The Three Things You Actually Need
- External uptime monitoring — Can users reach your service?
- Health checks — Is your application healthy internally?
- Error tracking — What's breaking?
That's it. Everything else is optional and can be added later.
Step 1: External Uptime Monitoring (10 minutes)
What It Does
Checks if your website or API is reachable from the internet. If users can't reach you, nothing else matters.
How to Set It Up
- Sign up for a monitoring service (OpsPulse, UptimeRobot, Pingdom)
- Add your URL (e.g., https://yourapp.com)
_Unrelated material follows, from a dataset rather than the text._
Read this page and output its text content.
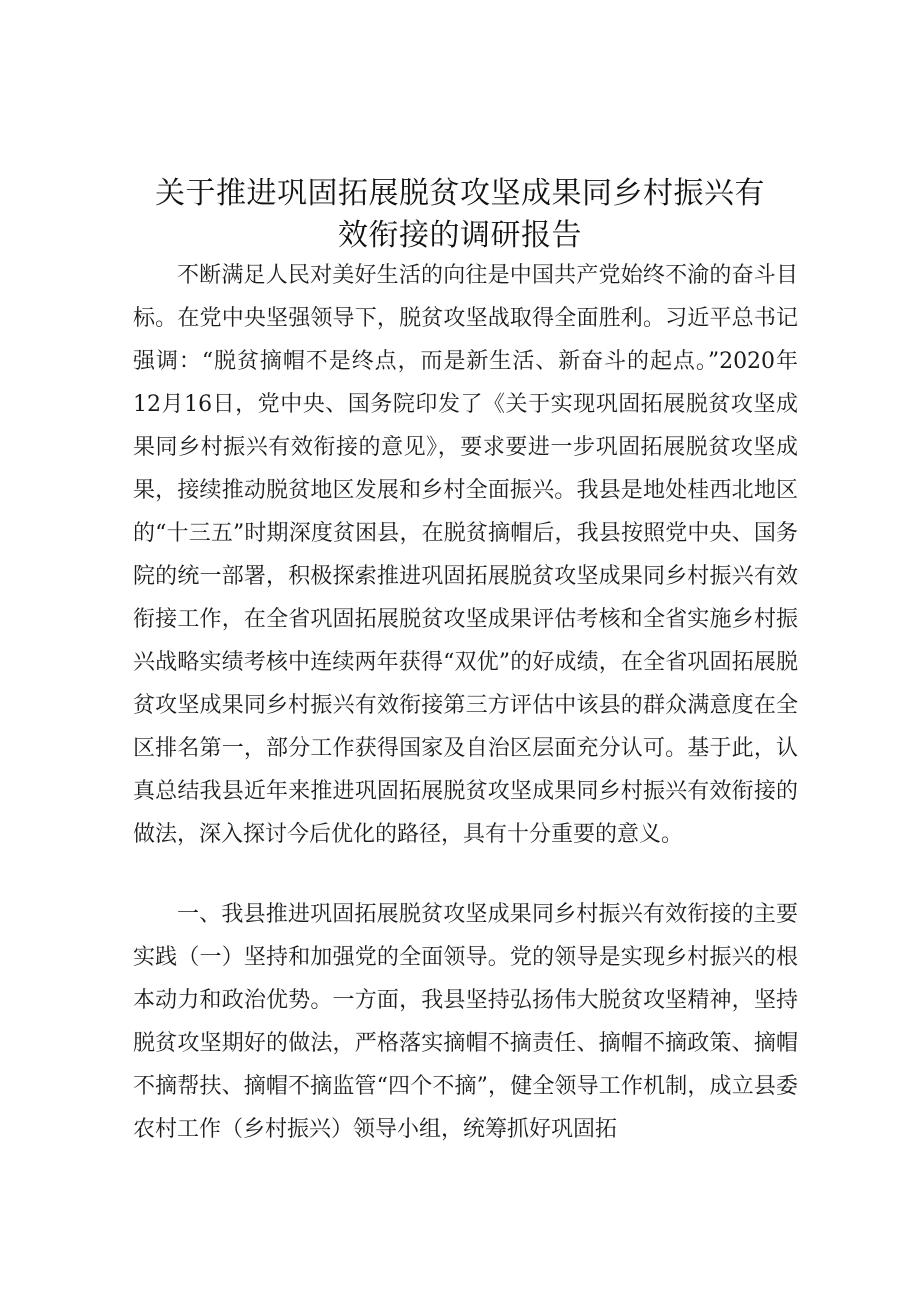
关于推进巩固拓展脱贫攻坚成果同乡村振兴有
效衔接的调研报告

不断满足人民对美好生活的向往是中国共产党始终不渝的奋斗目标。在党中央坚强领导下，脱贫攻坚战取得全面胜利。习近平总书记强调：“脱贫摘帽不是终点，而是新生活、新奋斗的起点。”2020年12月16日，党中央、国务院印发了《关于实现巩固拓展脱贫攻坚成果同乡村振兴有效衔接的意见》，要求要进一步巩固拓展脱贫攻坚成果，接续推动脱贫地区发展和乡村全面振兴。我县是地处桂西北地区的“十三五”时期深度贫困县，在脱贫摘帽后，我县按照党中央、国务院的统一部署，积极探索推进巩固拓展脱贫攻坚成果同乡村振兴有效衔接工作，在全省巩固拓展脱贫攻坚成果评估考核和全省实施乡村振兴战略实绩考核中连续两年获得“双优”的好成绩，在全省巩固拓展脱贫攻坚成果同乡村振兴有效衔接第三方评估中该县的群众满意度在全区排名第一，部分工作获得国家及自治区层面充分认可。基于此，认真总结我县近年来推进巩固拓展脱贫攻坚成果同乡村振兴有效衔接的做法，深入探讨今后优化的路径，具有十分重要的意义。

一、我县推进巩固拓展脱贫攻坚成果同乡村振兴有效衔接的主要实践（一）坚持和加强党的全面领导。党的领导是实现乡村振兴的根本动力和政治优势。一方面，我县坚持弘扬伟大脱贫攻坚精神，坚持脱贫攻坚期好的做法，严格落实摘帽不摘责任、摘帽不摘政策、摘帽不摘帮扶、摘帽不摘监管“四个不摘”，健全领导工作机制，成立县委农村工作（乡村振兴）领导小组，统筹抓好巩固拓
- Set check frequency (every 1-5 minutes)
- Add your email for alerts
What You Get
An alert when your service is unreachable. That's it. Simple and essential.
Step 2: Health Check Endpoint (20 minutes)
What It Does
An endpoint in your application that reports whether it's healthy. Load balancers and orchestrators use this to route traffic and restart unhealthy instances.
How to Set It Up
Add a simple endpoint to your application:
GET /health
{
"status": "healthy"
}
For a more detailed check:
GET /health
{
"status": "healthy",
"database": "ok",
"cache": "ok"
}
What You Get
Automatic traffic routing and instance management. If your app becomes unhealthy, traffic stops going to it.
Health Check Rules
- Return fast: Under 1 second
- Check only critical dependencies: Database, cache
- Return proper status codes: 200 for healthy, 503 for unhealthy
- Don't check external APIs: Their problems aren't your health issues
Step 3: Error Tracking (20 minutes)
What It Does
Tracks when your application throws errors, with context about what failed and why.
How to Set It Up
- Sign up for error tracking (Sentry, Bugsnag, Honeybadger)
- Add the SDK to your application
- Deploy
What You Get
Error reports with stack traces, request context, and user information. You'll know exactly what broke and why.
What to Track
- Uncaught exceptions
- Failed database queries
- External API failures
- Any error the user sees
What You Now Have
After these three steps, you have:
- ✓ External monitoring: Know when users can't reach you
- ✓ Health checks: Infrastructure manages itself
- ✓ Error tracking: Know what's breaking
This is 80% of monitoring value. Everything else is optimization.
What to Add Later (Optional)
Metrics
Track request counts, latency, and business metrics. Add when you need to understand performance trends.
Log Aggregation
Centralize logs for debugging. Add when you're tired of SSHing into servers to read logs.
Distributed Tracing
Trace requests across services. Add when you have 10+ services and debugging cross-service issues.
On-Call and Escalation
Route alerts to the right person with escalation policies. Add when you have a team that needs coordination.
Common Beginner Mistakes
Mistake 1: Starting Too Complex
Problem: Setting up Prometheus, Grafana, and distributed tracing on day one.
Fix: Start with uptime monitoring and error tracking. Add complexity only when you need it.
Mistake 2: Monitoring from Inside Only
Problem: All checks run from your infrastructure. You don't know when DNS or network issues block users.
Fix: Always have external uptime monitoring.
Mistake 3: Too Many Alerts
Problem: Alerting on everything. You get 50 alerts a day and ignore all of them.
Fix: Alert only on user-facing issues. Use dashboards for internal metrics.
Mistake 4: No Action Plan
Problem: You get an alert but don't know what to do.
Fix: For every alert, have a runbook that explains what to check and how to fix it.
Beginner's Monitoring Checklist
- ☐ External uptime monitoring set up
- ☐ Health check endpoint added to application
- ☐ Error tracking integrated
- ☐ Alerts configured (email or chat)
- ☐ Tested that alerts actually fire
- ☐ Basic runbook created for common issues
Start with Uptime Monitoring
OpsPulse makes it easy to set up external uptime monitoring. Add your URL, set up alerts, and know when your service is down. Free for 3 monitors.
Start Free Monitoring →Summary
Getting started with monitoring:
- External uptime monitoring — Can users reach you?
- Health checks — Is your app healthy?
- Error tracking — What's breaking?
Set these up in under an hour. Everything else can wait until you actually need it.